You are hereby notified that the Court has entered the following opinion and order: 

 

 

 

 

 

 

 

2014AP908-CR

State of Wisconsin v. Allen L. Heckert (L.C. #1995CF190)

 

 

 


Before Brown, C.J., Neubauer, P.J. and Reilly, J.

Allen L. Heckert appeals pro se from an order denying his motion for sentence modification.  Based on our review of the briefs and record, we conclude at conference that this case is appropriate for summary disposition.  See Wis. Stat. Rule 809.21 (2011-12).[1]  We affirm the order of the circuit court.

In February 1997, Heckert was convicted following a no contest plea to first-degree sexual assault of a child.  The circuit court sentenced Heckert to twenty years in prison.

In April 2014, Heckert filed a motion for sentence modification on the ground that a new factor existed.  The circuit court denied his motion.  This appeal follows.

A circuit court may modify a defendant’s sentence upon a showing of a new factor.  See State v. Harbor, 2011 WI 28, ¶35, 333 Wis. 2d 53, 797 N.W.2d 828.  The analysis involves a two-step process.  First, the defendant must demonstrate by clear and convincing evidence that a new factor exists.  Id., ¶36.  Second, the defendant must show that the new factor justifies sentence modification.  Id., ¶¶37-38.  A new factor is “a fact or set of facts highly relevant to the imposition of sentence, but not known to the trial judge at the time of original sentencing, either because it was not then in existence or because … it was unknowingly overlooked by all of the parties.”  Id., ¶40 (quoting Rosado v. State, 70 Wis. 2d 280, 288, 234 N.W.2d 69 (1975)).  Whether a fact or set of facts constitutes a new factor is a question of law that this court decides independently.  See id., ¶33.  If the fact or set of facts do not constitute a new factor as a matter of law, we need go no further in our analysis.  Id., ¶38.

On appeal, Heckert renews his argument that he is entitled to sentence modification on the basis of a new factor.  Specifically, he maintains that the circuit court sentenced him without knowledge of a change in the law affecting his mandatory release date.

In 1993, the legislature amended Wis. Stat. § 302.11 to make the mandatory release date, otherwise established at two-thirds of a sentence, only presumptive for prisoners who committed certain felonies, including first-degree sexual assault of a child.  1993 Wis. Act 194.  Although this amendment went into effect nearly three years before his sentencing, Heckert claims that the circuit court was unaware of it.   

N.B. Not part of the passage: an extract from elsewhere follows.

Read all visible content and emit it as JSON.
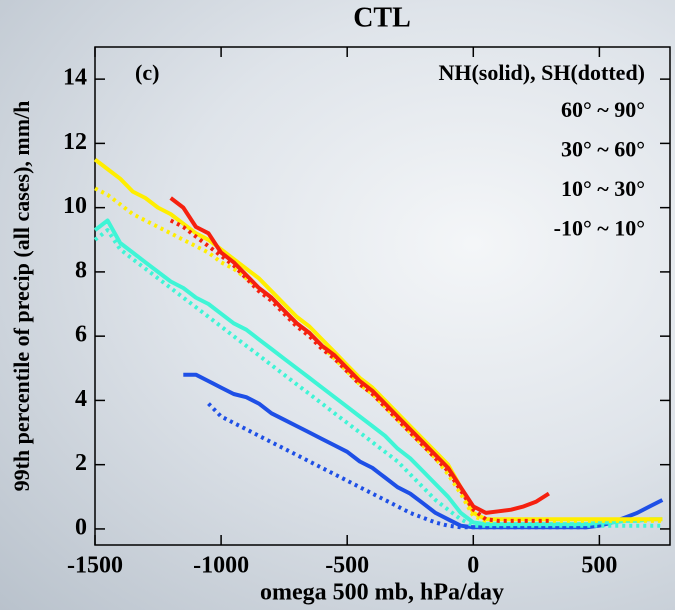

We are not persuaded that Heckert has established by clear and convincing evidence that the circuit court was unaware of this change in the law.  To begin, we presume that the circuit court knows the law.  See Tri-State Mech., Inc. v. Northland Coll., 2004 WI App 100, ¶10, 273 Wis. 2d 471, 681 N.W.2d 302.  Moreover, the circuit court’s comments at sentencing demonstrate that it was aware of the mandatory release statute as well as the possibility that the parole commission would deny Heckert’s presumptive mandatory release.[2]  Accordingly, we conclude that the circuit court properly denied Heckert’s motion.

Upon the foregoing reasons,

IT IS ORDERED that the order of the circuit court is summarily affirmed, pursuant to Wis. Stat. Rule 809.21.     


 

Diane M. Fremgen

Clerk of Court of Appeals

 



[1]  All references to the Wisconsin Statutes are to the 2011-12 version unless otherwise noted.

[2] At one point, the circuit court observed, “The problem with giving [Heckert] a jail term less than the maximum is that if I give him say 10, at the end of 10 years, he’s free of the system.  In fact, he’s free of the system earlier than 10 years because if he reaches his minimum mandatory time and gets out on parole, they don’t revoke, they don’t send him back to prison; he’s finished his minimum mandatory time.”  (Emphasis added.)  The court’s use of the word “if” shows that it did not believe that Heckert’s release on parole was guaranteed.